Updated

MIT researchers have finally invented a wearable computer that doesn't make you look like a complete dork.

The secret? Getting rid of the screen and keyboard, according to Agence France-Presse.

Instead, what the MIT team calls the "sixth sense" device, or rather series of devices, projects what you need to see or use onto any flat surface, which you can then use as a screen or keyboard.

The system's made up of $350 worth of off-the-shelf parts: a Webcam, a Web-connected smartphone and a mini-projector, all hooked up to each other. They're worn around your neck or, if you're willing to look a bit dumb, on your head.

Want to take a picture of what you're looking at? Make a square with your fingers -- the Webcam will snap a photo.

Need to see the time?
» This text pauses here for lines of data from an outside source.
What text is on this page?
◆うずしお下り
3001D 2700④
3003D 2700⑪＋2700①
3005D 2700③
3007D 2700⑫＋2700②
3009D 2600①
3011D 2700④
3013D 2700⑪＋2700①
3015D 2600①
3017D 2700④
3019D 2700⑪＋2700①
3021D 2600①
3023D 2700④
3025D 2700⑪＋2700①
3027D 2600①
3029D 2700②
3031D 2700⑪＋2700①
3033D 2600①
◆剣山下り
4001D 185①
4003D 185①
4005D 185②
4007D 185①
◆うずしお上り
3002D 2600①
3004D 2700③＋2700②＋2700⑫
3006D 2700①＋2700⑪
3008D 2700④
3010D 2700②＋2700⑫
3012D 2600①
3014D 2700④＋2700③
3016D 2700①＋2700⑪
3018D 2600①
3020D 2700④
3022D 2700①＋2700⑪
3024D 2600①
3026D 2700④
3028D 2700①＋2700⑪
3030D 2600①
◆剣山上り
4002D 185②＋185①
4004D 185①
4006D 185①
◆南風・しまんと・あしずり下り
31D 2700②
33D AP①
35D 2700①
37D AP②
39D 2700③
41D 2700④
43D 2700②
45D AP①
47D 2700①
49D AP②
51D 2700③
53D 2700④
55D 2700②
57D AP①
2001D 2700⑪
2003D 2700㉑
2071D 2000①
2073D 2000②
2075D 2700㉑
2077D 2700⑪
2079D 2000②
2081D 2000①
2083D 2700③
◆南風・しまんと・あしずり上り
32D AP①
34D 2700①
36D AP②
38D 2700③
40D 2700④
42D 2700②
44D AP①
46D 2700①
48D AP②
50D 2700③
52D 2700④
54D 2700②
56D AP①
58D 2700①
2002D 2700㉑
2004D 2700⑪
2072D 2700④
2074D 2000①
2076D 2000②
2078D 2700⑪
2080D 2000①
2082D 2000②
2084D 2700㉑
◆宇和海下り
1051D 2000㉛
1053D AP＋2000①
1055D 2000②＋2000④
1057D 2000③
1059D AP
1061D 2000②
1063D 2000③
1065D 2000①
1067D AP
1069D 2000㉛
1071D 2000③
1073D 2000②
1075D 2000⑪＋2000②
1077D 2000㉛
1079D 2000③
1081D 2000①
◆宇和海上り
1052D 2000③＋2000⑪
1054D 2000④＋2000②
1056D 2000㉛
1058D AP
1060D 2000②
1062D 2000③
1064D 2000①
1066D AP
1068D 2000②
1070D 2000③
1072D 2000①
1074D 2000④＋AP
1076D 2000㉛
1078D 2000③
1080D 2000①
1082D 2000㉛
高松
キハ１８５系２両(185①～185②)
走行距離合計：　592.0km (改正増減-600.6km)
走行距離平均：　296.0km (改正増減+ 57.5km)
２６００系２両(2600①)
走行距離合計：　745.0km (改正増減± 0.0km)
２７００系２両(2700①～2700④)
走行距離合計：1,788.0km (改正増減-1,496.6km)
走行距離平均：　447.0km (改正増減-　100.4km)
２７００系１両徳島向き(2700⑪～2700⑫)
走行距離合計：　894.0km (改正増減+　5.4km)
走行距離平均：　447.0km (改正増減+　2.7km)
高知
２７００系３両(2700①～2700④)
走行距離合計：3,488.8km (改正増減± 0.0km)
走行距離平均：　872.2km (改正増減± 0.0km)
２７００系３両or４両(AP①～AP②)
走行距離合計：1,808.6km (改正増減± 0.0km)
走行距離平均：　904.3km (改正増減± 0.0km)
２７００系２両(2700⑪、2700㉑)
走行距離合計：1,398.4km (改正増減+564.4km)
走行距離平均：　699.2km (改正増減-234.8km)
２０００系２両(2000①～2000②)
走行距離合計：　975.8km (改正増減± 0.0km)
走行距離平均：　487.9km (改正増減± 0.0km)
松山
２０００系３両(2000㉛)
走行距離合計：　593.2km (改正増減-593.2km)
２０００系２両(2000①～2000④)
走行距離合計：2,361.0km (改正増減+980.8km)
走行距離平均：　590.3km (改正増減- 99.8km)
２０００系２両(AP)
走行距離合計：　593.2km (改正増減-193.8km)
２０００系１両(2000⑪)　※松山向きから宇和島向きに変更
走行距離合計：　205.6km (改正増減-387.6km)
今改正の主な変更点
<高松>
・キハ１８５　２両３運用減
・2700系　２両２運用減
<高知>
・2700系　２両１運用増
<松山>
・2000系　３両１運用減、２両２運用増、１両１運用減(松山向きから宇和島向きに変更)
Make a circle with your fingers, and the projector will beam a clock face down on it.

"Other than letting some of you live out your fantasy of looking as cool as Tom Cruise in 'Minority Report,'" developer Pattie Maes told an audience at the TED conference in Long Beach, Calif., on Wednesday, "it can really let you connect as a sixth sense device with whatever is in front of you."

The system can also project a keyboard for you to type on, spot items on store shelves and compare their online prices or give you the day's newspapers to be read on a blank flat space in front of you.

"It is very much a work in progress," said Maes. "Maybe in ten years we will be here with the ultimate sixth-sense brain implant."